Beim Versand der ersten 43 Abmahnungen, u.a. auch an die Verfügungsbeklagte, ist die Verfügungsklägerin ein erhebliches Kostenrisiko eingegangen. Bei den binnen sieben Tagen versandten Abmahnungen war vernünftigerweise nicht mit dem zwischenzeitlichen Eingang einer nennenswerten Anzahl strafbewehrter Unterlassungserklärungen zu rechnen. Durch ihr Vorgehen hätten der Verfügungsklägerin hohe Kosten entstehen können. Für die 43 Abmahnungen sind bereits Anwaltskosten von über 42.000 € entstanden. Wan man darüber hinaus berücksichtigt, dass ein nicht unerheblicher Teil der eingeleiteten Abmahnvorgänge in gerichtliche Auseinandersetzungen mündet, erhöht sich das Kostenrisiko noch.

Insgesamt würden Anwalts- und Gerichtskosten von über 250.000 € entstehen, falls ein Drittel der Abmahnvorgänge in der Hauptsache über eine gerichtliche Instanz und ein weiteres Drittel über zwei gerichtliche Instanzen auszufechten sein sollten.
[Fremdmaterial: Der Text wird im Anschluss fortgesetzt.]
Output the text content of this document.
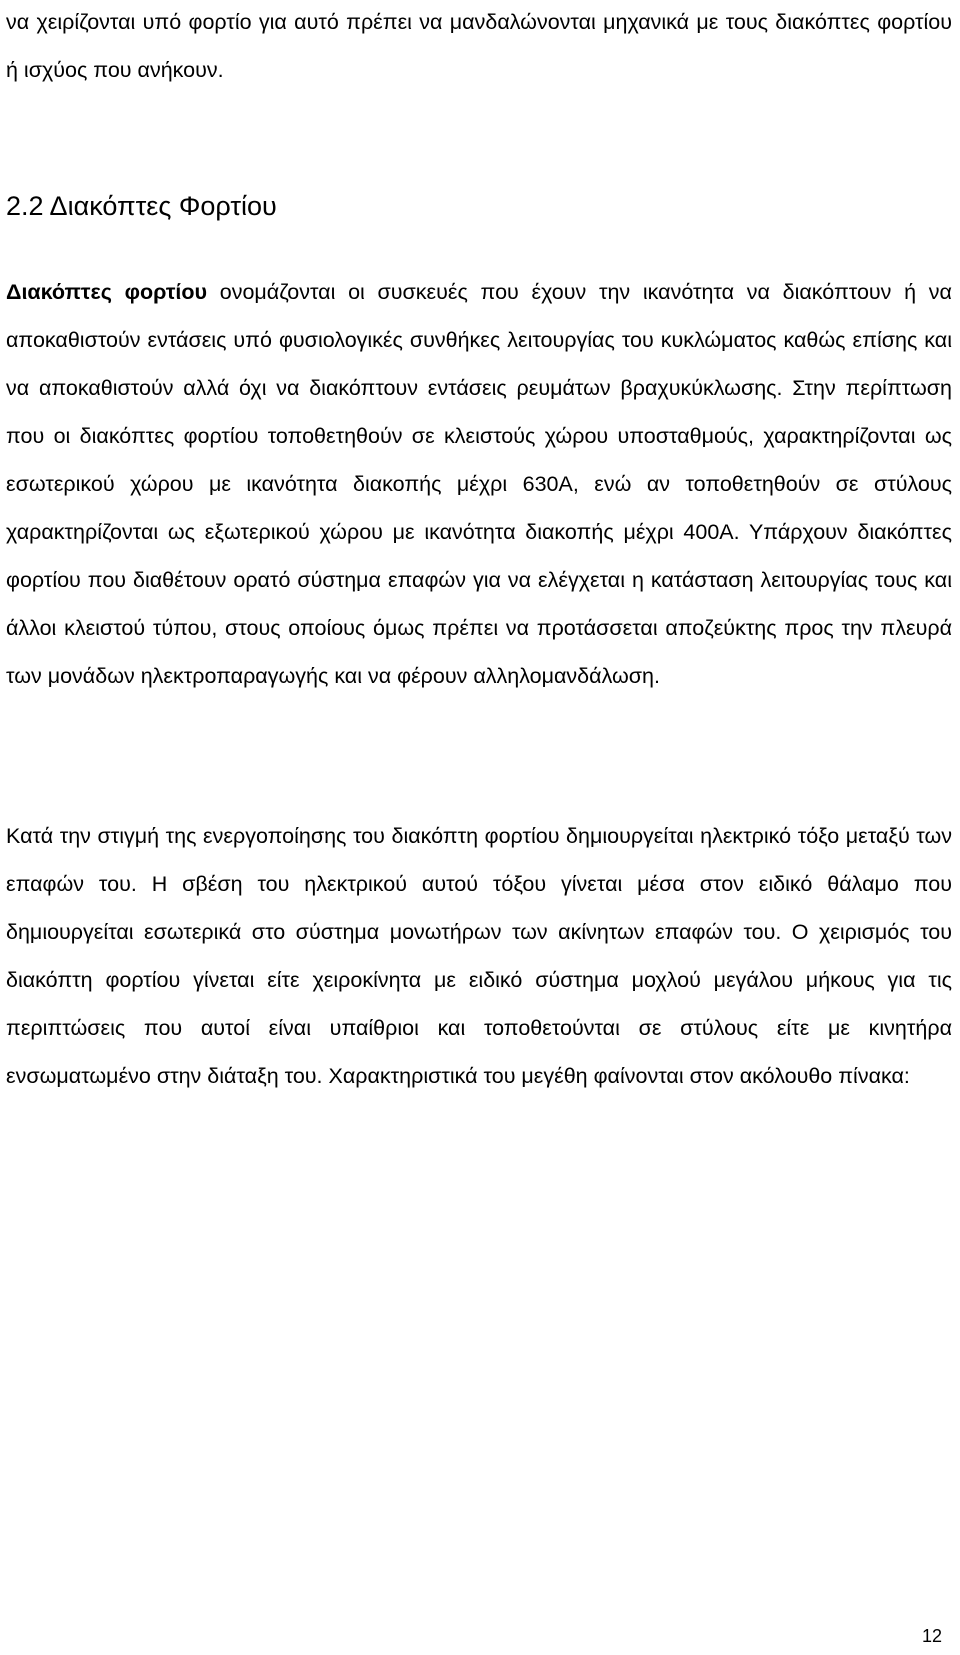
να χειρίζονται υπό φορτίο για αυτό πρέπει να μανδαλώνονται μηχανικά με τους διακόπτες φορτίου ή ισχύος που ανήκουν.

2.2 Διακόπτες Φορτίου

Διακόπτες φορτίου ονομάζονται οι συσκευές που έχουν την ικανότητα να διακόπτουν ή να αποκαθιστούν εντάσεις υπό φυσιολογικές συνθήκες λειτουργίας του κυκλώματος καθώς επίσης και να αποκαθιστούν αλλά όχι να διακόπτουν εντάσεις ρευμάτων βραχυκύκλωσης. Στην περίπτωση που οι διακόπτες φορτίου τοποθετηθούν σε κλειστούς χώρου υποσταθμούς, χαρακτηρίζονται ως εσωτερικού χώρου με ικανότητα διακοπής μέχρι 630Α, ενώ αν τοποθετηθούν σε στύλους χαρακτηρίζονται ως εξωτερικού χώρου με ικανότητα διακοπής μέχρι 400Α. Υπάρχουν διακόπτες φορτίου που διαθέτουν ορατό σύστημα επαφών για να ελέγχεται η κατάσταση λειτουργίας τους και άλλοι κλειστού τύπου, στους οποίους όμως πρέπει να προτάσσεται αποζεύκτης προς την πλευρά των μονάδων ηλεκτροπαραγωγής και να φέρουν αλληλομανδάλωση.

Κατά την στιγμή της ενεργοποίησης του διακόπτη φορτίου δημιουργείται ηλεκτρικό τόξο μεταξύ των επαφών του. Η σβέση του ηλεκτρικού αυτού τόξου γίνεται μέσα στον ειδικό θάλαμο που δημιουργείται εσωτερικά στο σύστημα μονωτήρων των ακίνητων επαφών του. Ο χειρισμός του διακόπτη φορτίου γίνεται είτε χειροκίνητα με ειδικό σύστημα μοχλού μεγάλου μήκους για τις περιπτώσεις που αυτοί είναι υπαίθριοι και τοποθετούνται σε στύλους είτε με κινητήρα ενσωματωμένο στην διάταξη του. Χαρακτηριστικά του μεγέθη φαίνονται στον ακόλουθο πίνακα:

12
Und dies beschreibt eine für die Verfügungsklägerin günstige, moderate Entwicklung. Dieses Kostenrisiko steht in keinem vernünftigen Verhältnis mehr zu der eigentlichen wirtschaftlichen Betätigung der Verfügungsklägerin. Die Verfügungsklägerin tritt lediglich beim Verkauf von Briefkästen und ähnlichen Produkten in Konkurrenz zur Verfügungsbeklagten.

Ordnet man diesem Marktsegment die Werte zum gesamten Jahresüberschuss der Verfügungsklägerin aus 2013 (rd. 5.500 €) und zu ihrem gesamten Eigenkapital aus 2013 (rd. 300.000 €) zu, besteht kein kaufmännisch vernünftiges Verhältnis zwischen Gewinn und Eigenkapital und der zu beurteilenden Abmahntätigkeit mehr. Das Kostenrisiko der Abmahntätigkeit beläuft sich dann auf das etwa 50-fache des erzielten Jahresgewinns. Die mit den Abmahnungen verbundenen Kosten zehren das im Betrieb vorhandene Eigenkapital (nahezu) vollständig auf. Ein derartig hohes Kostenrisiko geht ein vernünftig handelnder Kaufmann grundsätzlich nicht ein.